Joe McWilliams
Lakeside Leader
Saskatoon season was coming into full swing last week, and reports suggest it’s going to be a pretty good year for the popular berry. Somebody suggested a story might be in order, so here goes:
The saskatoon is just one of many members of the genus Amelanchier. It’s called Amelanchier alnifolia, to be precise. Its common name is derived from the Cree, which the Wikipedia article depicts as misâskwatômin.
The range of the alnifolia, our beloved saskatoon, is a big chunk of western Canada, including most of B.C., Alberta, Saskatchewan and Manitoba, and reaching northwestwards through southern parts of the Northwest Territory and Yukon and into a bit of Alaska. South of the 49th parallel, it extends in two arms; the eastern one covers the Dakotas, mostly, and the western one in Washington, Oregon and parts of Idaho and Montana.
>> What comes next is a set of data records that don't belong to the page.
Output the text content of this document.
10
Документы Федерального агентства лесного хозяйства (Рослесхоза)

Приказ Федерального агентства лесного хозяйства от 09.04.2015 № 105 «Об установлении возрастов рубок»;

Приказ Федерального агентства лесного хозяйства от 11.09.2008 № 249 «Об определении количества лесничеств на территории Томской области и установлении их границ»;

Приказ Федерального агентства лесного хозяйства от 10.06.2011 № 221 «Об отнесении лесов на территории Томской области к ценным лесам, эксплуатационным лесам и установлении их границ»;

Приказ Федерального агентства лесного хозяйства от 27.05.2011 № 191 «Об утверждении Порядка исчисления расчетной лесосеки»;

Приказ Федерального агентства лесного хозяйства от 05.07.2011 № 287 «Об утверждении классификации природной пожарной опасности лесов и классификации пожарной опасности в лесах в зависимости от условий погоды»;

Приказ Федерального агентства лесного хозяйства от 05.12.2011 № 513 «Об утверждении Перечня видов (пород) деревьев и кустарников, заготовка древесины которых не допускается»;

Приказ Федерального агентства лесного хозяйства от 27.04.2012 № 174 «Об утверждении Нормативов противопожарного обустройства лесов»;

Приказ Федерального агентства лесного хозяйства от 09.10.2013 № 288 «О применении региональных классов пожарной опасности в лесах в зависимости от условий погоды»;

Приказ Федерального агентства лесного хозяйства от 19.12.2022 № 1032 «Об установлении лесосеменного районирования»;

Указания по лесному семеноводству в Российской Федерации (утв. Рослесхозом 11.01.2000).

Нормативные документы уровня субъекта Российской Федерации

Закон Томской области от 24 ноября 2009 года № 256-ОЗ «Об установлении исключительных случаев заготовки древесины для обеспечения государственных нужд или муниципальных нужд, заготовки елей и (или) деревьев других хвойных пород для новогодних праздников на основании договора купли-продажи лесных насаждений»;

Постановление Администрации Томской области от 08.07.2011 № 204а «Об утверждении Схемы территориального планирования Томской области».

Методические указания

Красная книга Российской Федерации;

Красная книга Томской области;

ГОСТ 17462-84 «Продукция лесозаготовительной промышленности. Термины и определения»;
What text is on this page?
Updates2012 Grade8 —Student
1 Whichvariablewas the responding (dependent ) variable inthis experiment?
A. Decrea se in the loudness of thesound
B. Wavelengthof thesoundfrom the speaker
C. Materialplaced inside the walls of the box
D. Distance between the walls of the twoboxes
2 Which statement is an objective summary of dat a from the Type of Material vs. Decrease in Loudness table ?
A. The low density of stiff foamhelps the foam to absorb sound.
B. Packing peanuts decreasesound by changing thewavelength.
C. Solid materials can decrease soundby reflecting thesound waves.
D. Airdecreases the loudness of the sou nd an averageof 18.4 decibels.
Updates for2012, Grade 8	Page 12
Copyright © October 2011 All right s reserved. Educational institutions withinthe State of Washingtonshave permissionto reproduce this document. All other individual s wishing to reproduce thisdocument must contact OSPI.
As you’d expect the Saskatoon has lots of other names, some of them probably local or regional. They include Pacific serviceberry, western serviceberry, alder-leaf (that’s what ‘alnifolia’ means in Latin) shadbush, dwarf shadbush, chuckley pear, western juneberry and pigeon berry.
Further afield, the relatives of the saskatoon occur over much of North America. A lot of these varieties have some form of the name serviceberry, or shadbush.
And the most common uses? Around here jam is one, along with the always-popular saskatoon pie. We have heard of Saskatoon wine as well. Not to mention the traditional use in pemmican. Does anybody make pemmican anymore? Christopher ‘Ian’ Gladue might be the one to give it a try. He makes a type of dried meat called Pânsâwân in Edmonton, and his mobile food business is called Native Delights. Gladue is a Bigstone member from the Wabasca area. He hadn’t gotten back to us by press time.
Dog Island Brewing of Slave Lake has been known to flavour one of its beers with saskatoons.
Of course where there are abundant ripe saskatoons there will also be black bears. If you come across a patch of saskatoon bushes all knocked down or otherwise roughly disturbed, a bear was probably the cause.